I sub contract for the city but I also have a extra plow truck that I'm gonna stick someone in and have them do lots, I got client who needs a condo unit plowed with 4 units and road in front of it, I will post pic in post of the property
How would I price something like this ?


----------



## leigh (Jan 2, 2009)

Is this on earth? Looks like a eco-forcefield is in place! Should keep out snow.Be careful of seasonal pricing,winters there may be years long.


----------



## norb5150 (Oct 3, 2015)

Figure out your hourly rate for equipment and employee. Estimate how many hours it will take an experienced plow operator to plow the property in question. That's the basics. Does it need salted? Do you have General Liability for the truck and plow? Can snow be stored on site? There's a lot more to it then just asking for an idea on price. For me not knowing the size of the place not seeing the road I couldn't even begin to estimate the place. Around here the rates are between 120/hr and 150/hr for just plowing into a pile leaving snow on site. 250per ton of salt.


----------



## ktfbgb (Jan 31, 2016)

leigh said:


> Is this on earth? Looks like a eco-forcefield is in place! Should keep out snow.Be careful of seasonal pricing,winters there may be years long.


Lmao


----------



## NYPD 6973 (Dec 5, 2016)

Outside of per push, by the inch. or seasonal... is anyone charging by the square foot???? And if so how do what are the numbers for a sf pricing???? On Long Island????? Many thanks bulldog contracting,inc.


----------



## ktfbgb (Jan 31, 2016)

NYPD 6973 said:


> Outside of per push, by the inch. or seasonal... is anyone charging by the square foot???? And if so how do what are the numbers for a sf pricing???? On Long Island????? Many thanks bulldog contracting,inc.

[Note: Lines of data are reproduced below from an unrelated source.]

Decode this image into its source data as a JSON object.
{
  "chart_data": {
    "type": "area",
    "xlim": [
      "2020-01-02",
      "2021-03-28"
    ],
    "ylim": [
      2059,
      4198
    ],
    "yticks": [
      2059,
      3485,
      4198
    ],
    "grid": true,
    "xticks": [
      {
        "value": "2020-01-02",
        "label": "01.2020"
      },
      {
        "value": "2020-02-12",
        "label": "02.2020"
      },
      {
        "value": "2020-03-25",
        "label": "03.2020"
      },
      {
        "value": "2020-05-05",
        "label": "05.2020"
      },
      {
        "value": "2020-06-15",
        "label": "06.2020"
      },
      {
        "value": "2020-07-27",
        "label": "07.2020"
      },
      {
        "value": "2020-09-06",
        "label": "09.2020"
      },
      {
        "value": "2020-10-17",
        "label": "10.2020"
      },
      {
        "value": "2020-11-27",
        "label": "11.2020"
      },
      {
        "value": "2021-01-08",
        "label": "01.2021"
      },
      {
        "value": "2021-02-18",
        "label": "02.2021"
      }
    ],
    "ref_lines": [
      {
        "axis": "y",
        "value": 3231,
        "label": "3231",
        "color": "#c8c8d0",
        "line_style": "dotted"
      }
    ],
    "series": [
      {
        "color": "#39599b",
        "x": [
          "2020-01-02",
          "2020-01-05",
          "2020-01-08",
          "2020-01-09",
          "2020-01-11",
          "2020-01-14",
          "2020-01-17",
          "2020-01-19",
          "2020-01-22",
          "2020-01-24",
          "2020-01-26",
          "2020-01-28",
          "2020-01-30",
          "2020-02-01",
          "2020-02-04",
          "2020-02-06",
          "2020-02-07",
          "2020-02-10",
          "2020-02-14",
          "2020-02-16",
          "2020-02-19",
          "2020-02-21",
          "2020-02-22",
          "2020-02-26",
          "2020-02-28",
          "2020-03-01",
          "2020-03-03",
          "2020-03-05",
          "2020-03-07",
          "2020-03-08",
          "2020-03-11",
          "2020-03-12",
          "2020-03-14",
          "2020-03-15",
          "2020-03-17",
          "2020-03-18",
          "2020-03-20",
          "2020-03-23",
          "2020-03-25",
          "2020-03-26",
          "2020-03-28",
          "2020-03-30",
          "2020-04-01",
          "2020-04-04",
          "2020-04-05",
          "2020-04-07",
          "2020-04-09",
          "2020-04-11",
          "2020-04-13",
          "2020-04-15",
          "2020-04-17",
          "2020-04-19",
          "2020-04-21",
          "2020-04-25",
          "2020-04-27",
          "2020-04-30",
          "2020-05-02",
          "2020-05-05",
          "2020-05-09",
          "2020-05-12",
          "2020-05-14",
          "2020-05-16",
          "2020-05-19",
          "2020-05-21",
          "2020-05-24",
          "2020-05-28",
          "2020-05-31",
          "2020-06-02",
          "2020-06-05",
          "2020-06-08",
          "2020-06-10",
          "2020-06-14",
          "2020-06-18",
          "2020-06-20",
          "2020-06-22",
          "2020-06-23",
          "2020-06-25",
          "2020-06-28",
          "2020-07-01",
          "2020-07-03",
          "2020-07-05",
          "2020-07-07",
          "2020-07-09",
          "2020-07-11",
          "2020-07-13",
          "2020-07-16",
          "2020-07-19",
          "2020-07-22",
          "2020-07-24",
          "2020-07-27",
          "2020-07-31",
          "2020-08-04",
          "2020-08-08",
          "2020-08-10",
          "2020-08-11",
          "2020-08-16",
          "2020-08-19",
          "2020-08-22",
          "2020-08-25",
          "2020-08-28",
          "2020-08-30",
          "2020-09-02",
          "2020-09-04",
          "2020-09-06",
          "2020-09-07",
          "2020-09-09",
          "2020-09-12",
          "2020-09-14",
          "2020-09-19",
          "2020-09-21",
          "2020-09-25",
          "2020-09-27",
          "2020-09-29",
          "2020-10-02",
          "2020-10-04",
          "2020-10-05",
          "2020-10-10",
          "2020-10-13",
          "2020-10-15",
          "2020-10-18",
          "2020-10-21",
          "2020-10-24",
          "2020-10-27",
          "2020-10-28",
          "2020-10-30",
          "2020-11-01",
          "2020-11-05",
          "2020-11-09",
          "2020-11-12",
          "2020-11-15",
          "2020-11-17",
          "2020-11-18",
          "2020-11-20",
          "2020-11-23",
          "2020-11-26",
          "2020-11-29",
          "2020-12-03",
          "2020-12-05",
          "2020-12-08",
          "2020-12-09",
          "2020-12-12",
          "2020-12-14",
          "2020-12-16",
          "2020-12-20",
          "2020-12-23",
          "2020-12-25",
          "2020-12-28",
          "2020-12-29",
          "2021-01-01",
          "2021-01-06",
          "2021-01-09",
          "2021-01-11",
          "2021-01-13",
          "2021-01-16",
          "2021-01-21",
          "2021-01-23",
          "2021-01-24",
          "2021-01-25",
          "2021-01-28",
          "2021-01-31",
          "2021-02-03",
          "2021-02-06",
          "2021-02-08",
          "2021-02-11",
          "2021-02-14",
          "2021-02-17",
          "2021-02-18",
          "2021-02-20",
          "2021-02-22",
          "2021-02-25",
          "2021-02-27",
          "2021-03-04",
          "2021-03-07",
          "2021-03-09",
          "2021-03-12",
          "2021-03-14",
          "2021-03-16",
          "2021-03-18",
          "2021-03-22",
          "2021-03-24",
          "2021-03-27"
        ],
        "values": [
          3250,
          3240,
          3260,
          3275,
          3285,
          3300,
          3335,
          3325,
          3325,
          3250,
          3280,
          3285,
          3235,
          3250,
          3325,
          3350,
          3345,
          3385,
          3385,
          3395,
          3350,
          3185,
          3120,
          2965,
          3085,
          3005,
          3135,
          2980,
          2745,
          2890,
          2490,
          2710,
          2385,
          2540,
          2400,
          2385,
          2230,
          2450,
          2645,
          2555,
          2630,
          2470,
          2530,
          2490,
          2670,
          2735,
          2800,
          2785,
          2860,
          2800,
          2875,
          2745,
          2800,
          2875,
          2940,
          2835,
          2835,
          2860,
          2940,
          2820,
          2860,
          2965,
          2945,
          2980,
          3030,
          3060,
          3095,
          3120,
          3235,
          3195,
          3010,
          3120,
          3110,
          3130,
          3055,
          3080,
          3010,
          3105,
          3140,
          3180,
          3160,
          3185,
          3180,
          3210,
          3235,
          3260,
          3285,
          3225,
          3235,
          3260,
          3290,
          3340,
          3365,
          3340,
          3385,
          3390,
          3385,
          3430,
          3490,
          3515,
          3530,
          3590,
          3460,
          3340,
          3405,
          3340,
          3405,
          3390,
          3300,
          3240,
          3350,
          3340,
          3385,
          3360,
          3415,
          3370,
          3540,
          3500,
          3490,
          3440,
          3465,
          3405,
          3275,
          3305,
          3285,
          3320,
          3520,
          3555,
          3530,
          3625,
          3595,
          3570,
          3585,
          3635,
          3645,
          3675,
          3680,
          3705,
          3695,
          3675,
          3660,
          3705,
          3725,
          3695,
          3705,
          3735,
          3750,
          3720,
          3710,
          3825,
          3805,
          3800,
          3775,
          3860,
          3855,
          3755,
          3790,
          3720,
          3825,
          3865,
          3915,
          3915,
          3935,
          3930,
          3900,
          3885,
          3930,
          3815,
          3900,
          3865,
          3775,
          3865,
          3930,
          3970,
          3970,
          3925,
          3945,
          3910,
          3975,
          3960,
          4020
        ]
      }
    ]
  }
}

Never heard of doing it that way. Not sure why you would do it that way. But an acre is 43,560 square feet So if your charging $100 per acre to plow with a truck then that's $00.0023 per square foot. So 2 tenths of a penny per square foot I guess.


----------



## NYPD 6973 (Dec 5, 2016)

ktfbgb said:


> Never heard of doing it that way. Not sure why you would do it that way. But an acre is 43,560 square feet So if your charging $100 per acre to plow with a truck then that's $00.0023 per square foot. So 2 tenths of a penny per square foot I guess.


----------



## NYPD 6973 (Dec 5, 2016)

Hey AZ THank you so much for your help if you ever come to New York look me up chris the cop NYPD!!!!!!


----------